Our results indicate intensified interactions between environmental and amphibian-associated microbiomes in the exotic regions, which imply a bi-directional transfer of microbiota. While we have direct evidence for the transfer of microbiota from the environment to the frogs, based on comparison between native and exotic microbiomes, the transfer from frogs to the environment remains hypothetical at this stage. Elucidating this aspect would require intensive microbial community sampling across large spatial scales to generate a reference data base, which is currently lacking. Shared occurrences of microbiota (between frogs and environment) can result from two possible scenarios: (1) Vertical transfer of microbiota from parents to offspring over generations and subsequent “invasion” of environmental communities in each new generation and (2) spillover of microbiota to the environment immediately after introduction of the first individuals with subsequent establishment of these microbiota in the novel environment and spillback.
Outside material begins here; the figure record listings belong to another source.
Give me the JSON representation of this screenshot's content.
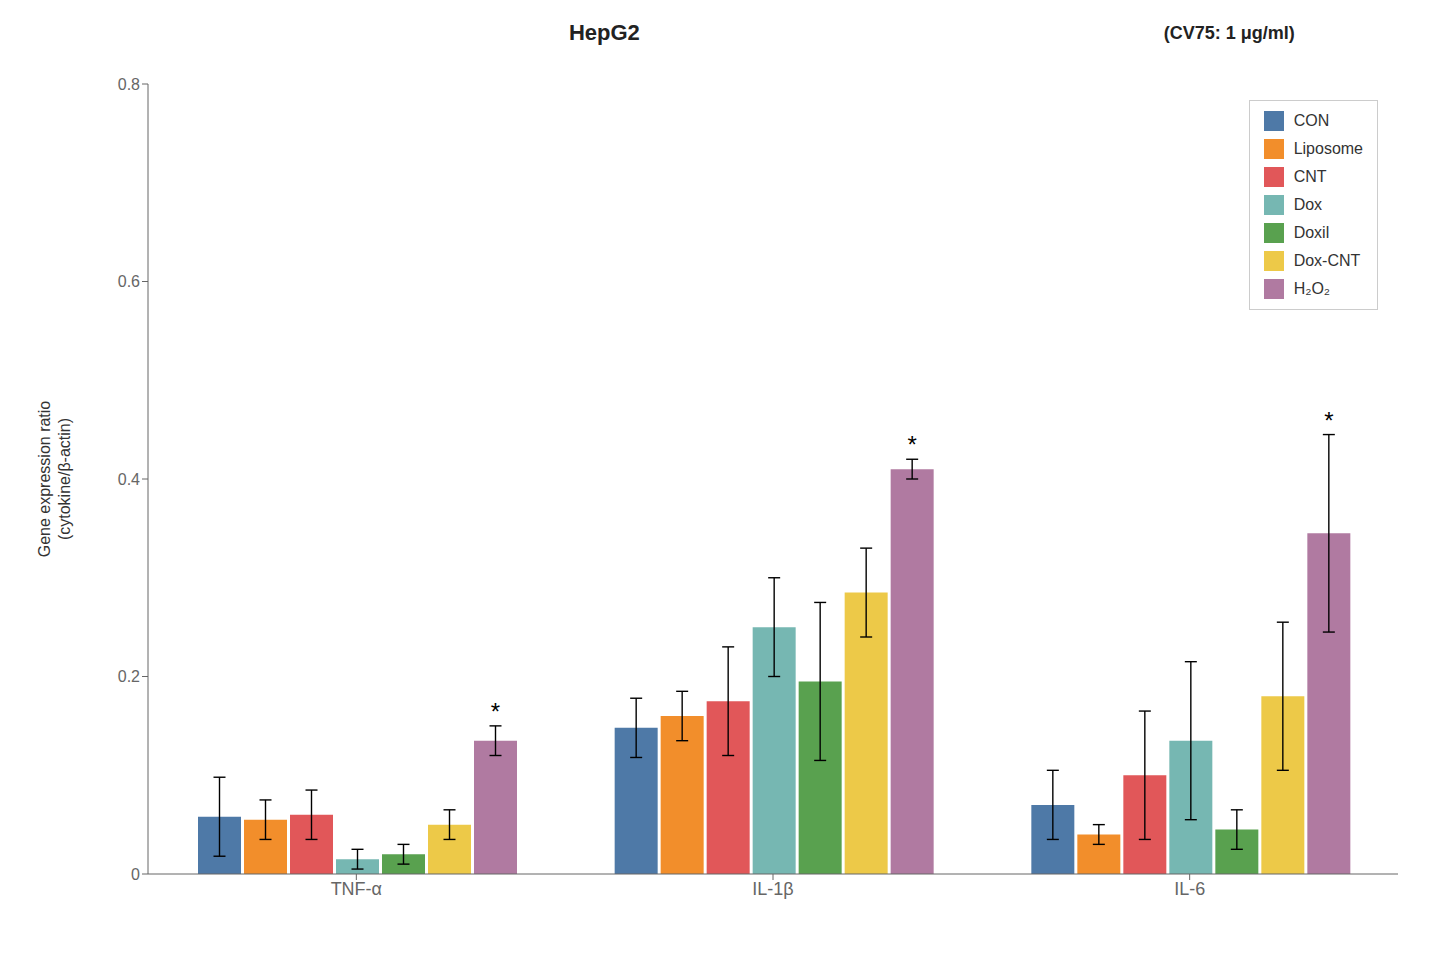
{
  "chart_data": {
    "type": "bar",
    "title": "HepG2",
    "subtitle": "(CV75: 1 μg/ml)",
    "ylabel": "Gene expression ratio\n(cytokine/β-actin)",
    "categories": [
      "TNF-α",
      "IL-1β",
      "IL-6"
    ],
    "series": [
      {
        "name": "CON",
        "color": "#4e79a7",
        "values": [
          0.058,
          0.148,
          0.07
        ],
        "errors": [
          0.04,
          0.03,
          0.035
        ]
      },
      {
        "name": "Liposome",
        "color": "#f28e2b",
        "values": [
          0.055,
          0.16,
          0.04
        ],
        "errors": [
          0.02,
          0.025,
          0.01
        ]
      },
      {
        "name": "CNT",
        "color": "#e15759",
        "values": [
          0.06,
          0.175,
          0.1
        ],
        "errors": [
          0.025,
          0.055,
          0.065
        ]
      },
      {
        "name": "Dox",
        "color": "#76b7b2",
        "values": [
          0.015,
          0.25,
          0.135
        ],
        "errors": [
          0.01,
          0.05,
          0.08
        ]
      },
      {
        "name": "Doxil",
        "color": "#59a14f",
        "values": [
          0.02,
          0.195,
          0.045
        ],
        "errors": [
          0.01,
          0.08,
          0.02
        ]
      },
      {
        "name": "Dox-CNT",
        "color": "#edc948",
        "values": [
          0.05,
          0.285,
          0.18
        ],
        "errors": [
          0.015,
          0.045,
          0.075
        ]
      },
      {
        "name": "H₂O₂",
        "color": "#b07aa1",
        "values": [
          0.135,
          0.41,
          0.345
        ],
        "errors": [
          0.015,
          0.01,
          0.1
        ]
      }
    ],
    "ylim": [
      0,
      0.8
    ],
    "yticks": [
      0,
      0.2,
      0.4,
      0.6,
      0.8
    ],
    "grid": false,
    "legend": "upper right",
    "annotations": [
      {
        "text": "*",
        "series": "H₂O₂",
        "category": "TNF-α"
      },
      {
        "text": "*",
        "series": "H₂O₂",
        "category": "IL-1β"
      },
      {
        "text": "*",
        "series": "H₂O₂",
        "category": "IL-6"
      }
    ]
  }
}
In this way, the environment would act as a transmission hub for microbial exchange within and between species [93]. Such microbial transfer processes should ideally be assessed by experimental approaches, e.g. a comparison of amphibian-associated and environmental microbiomes before and after transferring frogs to artificial or “semi-sterile environments” [94]. For amphibians, direct and indirect (through the environment) horizontal transmission was proven for antifungal bacteria [95], as well as the amphibian pathogen Batrachochytrium dendrobatidis [21, 96]. Dispersal of microbiota by alien species should receive more attention, as not only vector-borne pathogens but also non-pathogenic microbes can become invasive [97,98,99]. The impacts are multifaceted including the disturbance of biochemical cycles or evolutionary effects on native microbial communities [97, 100].
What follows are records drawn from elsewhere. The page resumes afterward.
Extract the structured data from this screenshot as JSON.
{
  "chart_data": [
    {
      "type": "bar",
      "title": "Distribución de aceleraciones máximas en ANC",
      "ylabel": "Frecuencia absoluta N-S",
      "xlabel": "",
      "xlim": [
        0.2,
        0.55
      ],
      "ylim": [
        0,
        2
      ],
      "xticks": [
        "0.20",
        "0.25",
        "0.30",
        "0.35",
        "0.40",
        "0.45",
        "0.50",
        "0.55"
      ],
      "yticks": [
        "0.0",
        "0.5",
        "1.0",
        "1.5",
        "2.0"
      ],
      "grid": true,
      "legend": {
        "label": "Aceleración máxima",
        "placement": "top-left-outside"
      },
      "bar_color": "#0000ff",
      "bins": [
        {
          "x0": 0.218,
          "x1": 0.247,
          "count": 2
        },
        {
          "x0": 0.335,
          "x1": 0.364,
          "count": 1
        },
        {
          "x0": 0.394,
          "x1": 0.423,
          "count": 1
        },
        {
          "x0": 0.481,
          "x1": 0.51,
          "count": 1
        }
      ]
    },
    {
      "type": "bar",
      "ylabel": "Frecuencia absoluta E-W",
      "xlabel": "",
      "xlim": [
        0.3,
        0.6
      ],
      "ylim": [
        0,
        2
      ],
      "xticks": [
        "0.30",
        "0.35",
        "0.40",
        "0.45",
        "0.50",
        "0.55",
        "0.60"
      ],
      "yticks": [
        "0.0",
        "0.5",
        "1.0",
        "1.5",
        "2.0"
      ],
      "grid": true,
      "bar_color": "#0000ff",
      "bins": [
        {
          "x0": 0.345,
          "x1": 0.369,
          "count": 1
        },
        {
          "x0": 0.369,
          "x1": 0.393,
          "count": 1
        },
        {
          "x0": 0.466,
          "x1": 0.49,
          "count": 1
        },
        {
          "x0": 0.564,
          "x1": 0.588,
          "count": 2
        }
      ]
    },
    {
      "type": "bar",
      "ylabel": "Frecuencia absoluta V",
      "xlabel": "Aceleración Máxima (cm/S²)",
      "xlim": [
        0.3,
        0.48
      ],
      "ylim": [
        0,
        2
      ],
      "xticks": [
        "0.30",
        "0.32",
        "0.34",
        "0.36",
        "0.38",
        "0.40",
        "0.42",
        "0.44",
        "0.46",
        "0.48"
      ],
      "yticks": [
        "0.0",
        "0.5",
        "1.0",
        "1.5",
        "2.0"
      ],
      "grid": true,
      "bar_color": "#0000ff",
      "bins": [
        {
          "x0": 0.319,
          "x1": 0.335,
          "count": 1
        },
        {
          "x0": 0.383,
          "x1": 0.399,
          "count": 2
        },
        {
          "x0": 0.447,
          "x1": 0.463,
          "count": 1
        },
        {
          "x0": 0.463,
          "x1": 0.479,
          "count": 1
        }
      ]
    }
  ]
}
The novel framework of “nested invasions”, which we here introduce for the first time, heavily relies on (meta-)community ecology thinking in an invasion biology context. It provides an avenue for a more holistic approach to the analysis of alien species as it considers the alien host and its associated microbiome as an interacting entity that should be assessed together. Alien species do not come alone, and the broader application of the meta-organism concept [101] can complement and widen the traditional perspective on biological invasions.